Breast cancer: by the numbers

Breast screens: what you need to know

Deciding to book my first mammogram was easy...deciding to share my journey with the rest of the Ballarat community took a little more consideration. 

I was more than comfortable about going public about having a breast screen, but would my husband be happy about my mammogram photos and an accompanying video going into print and online?

I was fairly confident I knew the answer to that question before I even raised it with him. It was a definite yes and, he added, community education particularly in regional and rural areas about cancer and being pro-active rather than reactive, was important.

I'm not the first journalist to bare all in the name of community education about breast cancer and breast screening. 

Late last year, American ABC News journalist Amy Robach was diagnosed with breast cancer after having a mammogram on air as part of a story on the disease.

This heartbreaking story prompted Today show co-hosts Lisa Wilkinson and Georgie Gardner to do the same. 

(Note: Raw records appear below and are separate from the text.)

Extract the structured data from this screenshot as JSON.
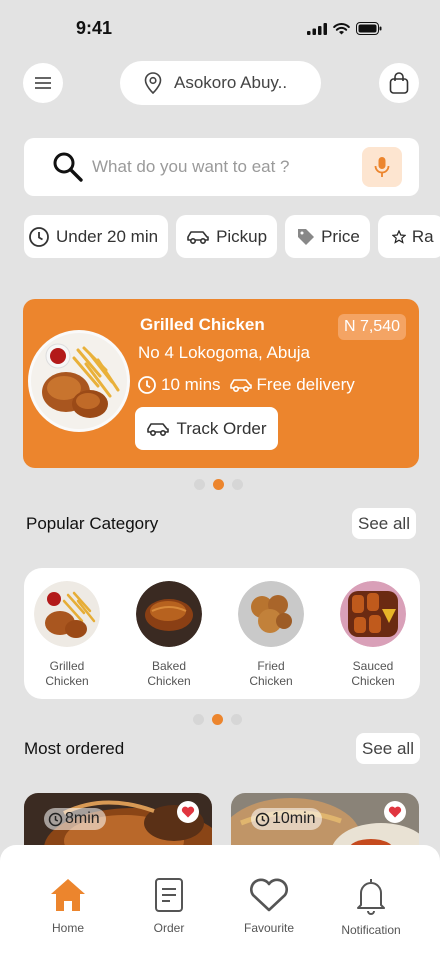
{
  "status_bar": {
    "time": "9:41"
  },
  "header": {
    "location": "Asokoro Abuy.."
  },
  "search": {
    "placeholder": "What do you want to eat ?"
  },
  "filters": [
    {
      "label": "Under 20 min",
      "icon": "clock-icon"
    },
    {
      "label": "Pickup",
      "icon": "car-icon"
    },
    {
      "label": "Price",
      "icon": "tag-icon"
    },
    {
      "label": "Ra",
      "icon": "star-icon"
    }
  ],
  "promo": {
    "title": "Grilled Chicken",
    "price": "N 7,540",
    "address": "No 4 Lokogoma, Abuja",
    "time": "10 mins",
    "delivery": "Free delivery",
    "track_label": "Track Order",
    "carousel_active": 1,
    "carousel_count": 3
  },
  "popular": {
    "title": "Popular Category",
    "see_all": "See all",
    "items": [
      {
        "line1": "Grilled",
        "line2": "Chicken"
      },
      {
        "line1": "Baked",
        "line2": "Chicken"
      },
      {
        "line1": "Fried",
        "line2": "Chicken"
      },
      {
        "line1": "Sauced",
        "line2": "Chicken"
      }
    ],
    "carousel_active": 1,
    "carousel_count": 3
  },
  "most_ordered": {
    "title": "Most ordered",
    "see_all": "See all",
    "items": [
      {
        "time": "8min"
      },
      {
        "time": "10min"
      }
    ]
  },
  "nav": {
    "items": [
      {
        "label": "Home",
        "icon": "home-icon",
        "active": true
      },
      {
        "label": "Order",
        "icon": "order-icon",
        "active": false
      },
      {
        "label": "Favourite",
        "icon": "heart-icon",
        "active": false
      },
      {
        "label": "Notification",
        "icon": "bell-icon",
        "active": false
      }
    ]
  },
  "colors": {
    "accent": "#EC852D",
    "background": "#E3E3E3",
    "card": "#FFFFFF"
  }
}
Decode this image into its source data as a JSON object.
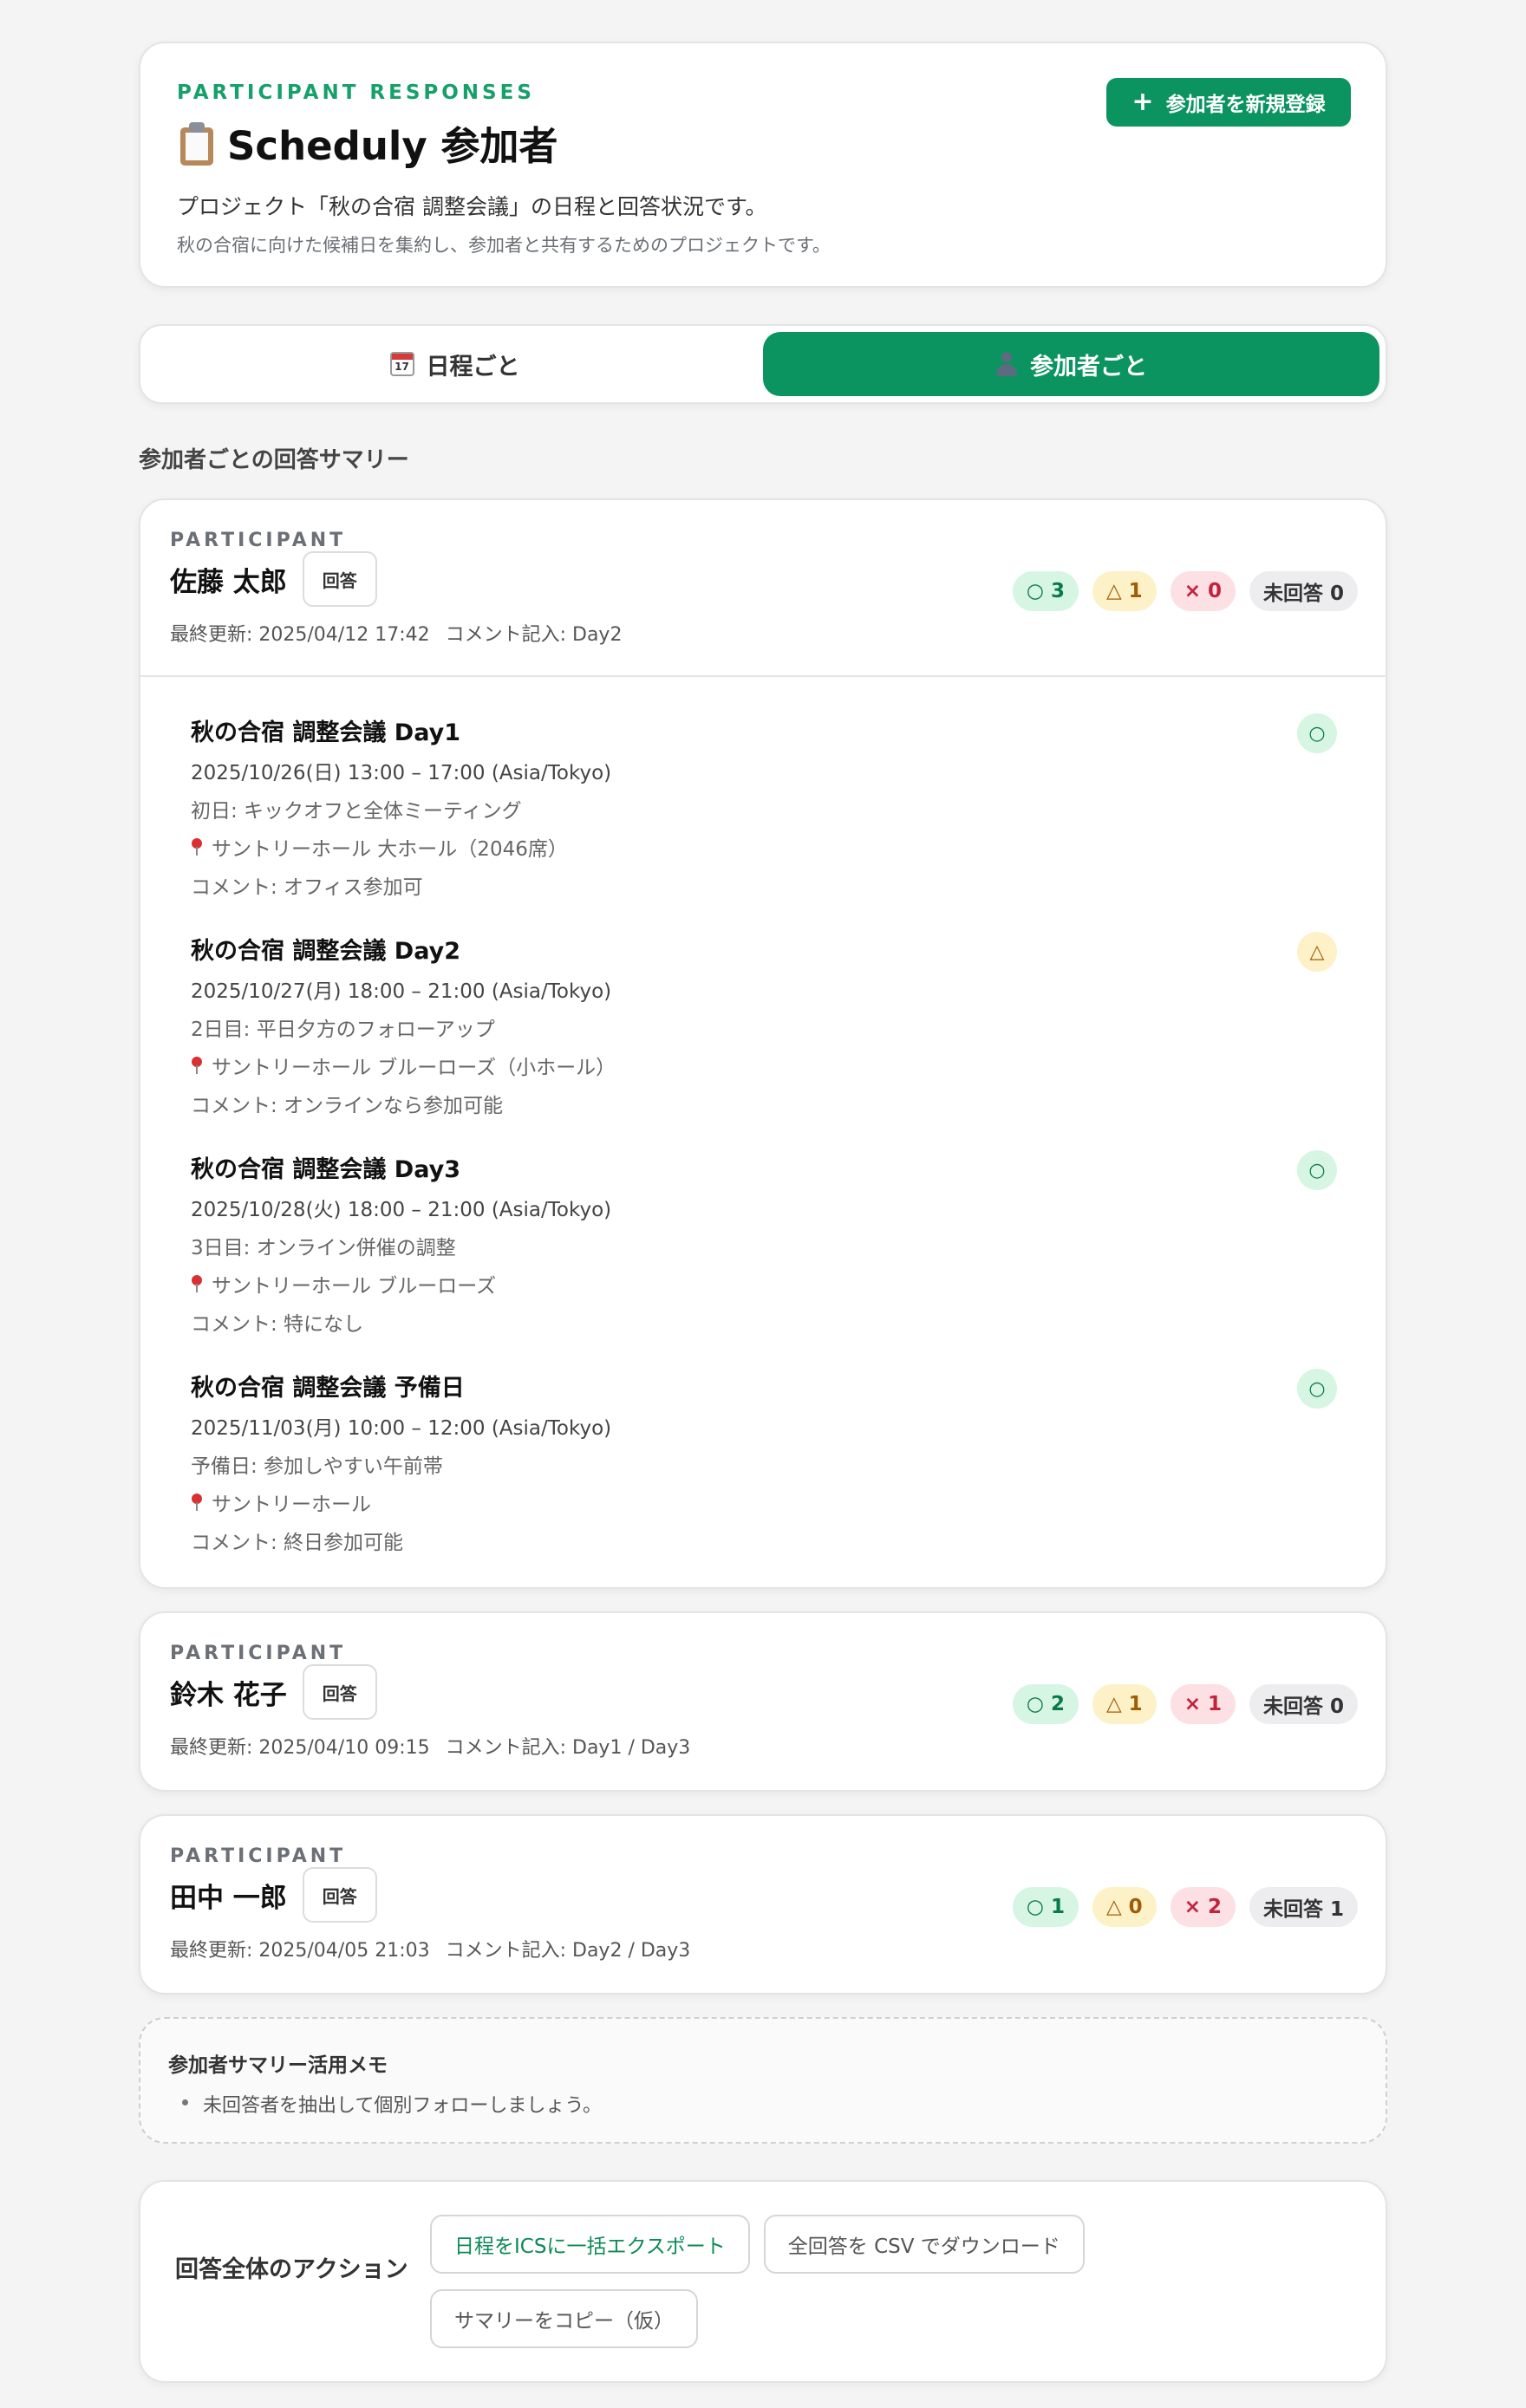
{
  "header": {
    "eyebrow": "PARTICIPANT RESPONSES",
    "title": "Scheduly 参加者",
    "description": "プロジェクト「秋の合宿 調整会議」の日程と回答状況です。",
    "subdescription": "秋の合宿に向けた候補日を集約し、参加者と共有するためのプロジェクトです。",
    "new_participant_label": "参加者を新規登録",
    "icon": "clipboard-icon"
  },
  "tabs": [
    {
      "label": "日程ごと",
      "icon": "calendar-icon",
      "active": false
    },
    {
      "label": "参加者ごと",
      "icon": "person-icon",
      "active": true
    }
  ],
  "section_title": "参加者ごとの回答サマリー",
  "participants": [
    {
      "label": "PARTICIPANT",
      "name": "佐藤 太郎",
      "answer_label": "回答",
      "updated": "最終更新: 2025/04/12 17:42",
      "comments": "コメント記入: Day2",
      "counts": {
        "ok": "○ 3",
        "maybe": "△ 1",
        "no": "× 0",
        "none": "未回答 0"
      },
      "schedules": [
        {
          "title": "秋の合宿 調整会議 Day1",
          "datetime": "2025/10/26(日) 13:00 – 17:00 (Asia/Tokyo)",
          "note": "初日: キックオフと全体ミーティング",
          "location": "サントリーホール 大ホール（2046席）",
          "comment": "コメント: オフィス参加可",
          "response": "○"
        },
        {
          "title": "秋の合宿 調整会議 Day2",
          "datetime": "2025/10/27(月) 18:00 – 21:00 (Asia/Tokyo)",
          "note": "2日目: 平日夕方のフォローアップ",
          "location": "サントリーホール ブルーローズ（小ホール）",
          "comment": "コメント: オンラインなら参加可能",
          "response": "△"
        },
        {
          "title": "秋の合宿 調整会議 Day3",
          "datetime": "2025/10/28(火) 18:00 – 21:00 (Asia/Tokyo)",
          "note": "3日目: オンライン併催の調整",
          "location": "サントリーホール ブルーローズ",
          "comment": "コメント: 特になし",
          "response": "○"
        },
        {
          "title": "秋の合宿 調整会議 予備日",
          "datetime": "2025/11/03(月) 10:00 – 12:00 (Asia/Tokyo)",
          "note": "予備日: 参加しやすい午前帯",
          "location": "サントリーホール",
          "comment": "コメント: 終日参加可能",
          "response": "○"
        }
      ]
    },
    {
      "label": "PARTICIPANT",
      "name": "鈴木 花子",
      "answer_label": "回答",
      "updated": "最終更新: 2025/04/10 09:15",
      "comments": "コメント記入: Day1 / Day3",
      "counts": {
        "ok": "○ 2",
        "maybe": "△ 1",
        "no": "× 1",
        "none": "未回答 0"
      }
    },
    {
      "label": "PARTICIPANT",
      "name": "田中 一郎",
      "answer_label": "回答",
      "updated": "最終更新: 2025/04/05 21:03",
      "comments": "コメント記入: Day2 / Day3",
      "counts": {
        "ok": "○ 1",
        "maybe": "△ 0",
        "no": "× 2",
        "none": "未回答 1"
      }
    }
  ],
  "memo": {
    "title": "参加者サマリー活用メモ",
    "items": [
      "未回答者を抽出して個別フォローしましょう。"
    ]
  },
  "actions": {
    "label": "回答全体のアクション",
    "export_ics": "日程をICSに一括エクスポート",
    "download_csv": "全回答を CSV でダウンロード",
    "copy_summary": "サマリーをコピー（仮）"
  },
  "colors": {
    "accent": "#0b9460",
    "ok_bg": "#d6f5e3",
    "maybe_bg": "#fdf1c7",
    "no_bg": "#fde0e3",
    "none_bg": "#ededef"
  }
}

Fortunately for the Australian journalists, their mammogram outcomes were favourable.

There was almost a month between making that initial call to BreastScreen and my appointment at 4.10pm on Tuesday, February 25. 

I must admit, I wasn't nervous about the mammogram until just before I was leaving the office to attend the BreastScreen Victoria building in Dana Street. 

As I was walking out the door, a work colleague said: "Good luck... it hurts". Well, Ms L, your statement couldn't be further from the truth... for me, anyway.

The whole experience (despite being aware there was a (female) work colleague behind me taking photographs and video footage) was quite relaxing and discreet. 

From the friendly, informative staff at BreastScreen to the radiographer who conducted the mammogram, the experience is something no-one should fear.

I didn't feel any pain... not even the slight discomfort I was warned about by the radiographer. 

And it only took 10 minutes of my time. But it was the most important 10 minutes of my life. 

Now the waiting game was on - anywhere between eight to 10 days before my results would be known. 

If I was lucky and nothing untoward was found, I would receive a letter from BreastScreen. 

If cancer or anything else unusual was detected, I would receive a telephone call requesting follow-up tests.

The two weeks between the mammogram and receiving my results seemed like two months. Every time I received a call on my mobile phone from a blocked number or someone I didn't know, my heart was in my mouth. 

Relief came on Tuesday this week when I took an envelop out of the letter box from BreastScreen.

"You will be pleased to know that following your attendance at our screening and assessment service your mammogram was independently reviewed by two clinical staff and the consensus was that there was no evidence of breast cancer," the letter read.

Phew, sheer relief.

The letter went on to state that screening mammograms detect about 90 per cent of cancers and I shouldn't need another screening until after I turn 50, as mammograms were considered to be effective for women over that age.

Having the negative diagnosis was a bonus for me. 

 What this exercise was really all about was education, providing awareness for not only the Ballarat community, but also myself.

Calling BreastScreen way back in late January was the best decision I have made.

I urge women out there to either book a mammogram or do regular breast self examinations. It just could save your life.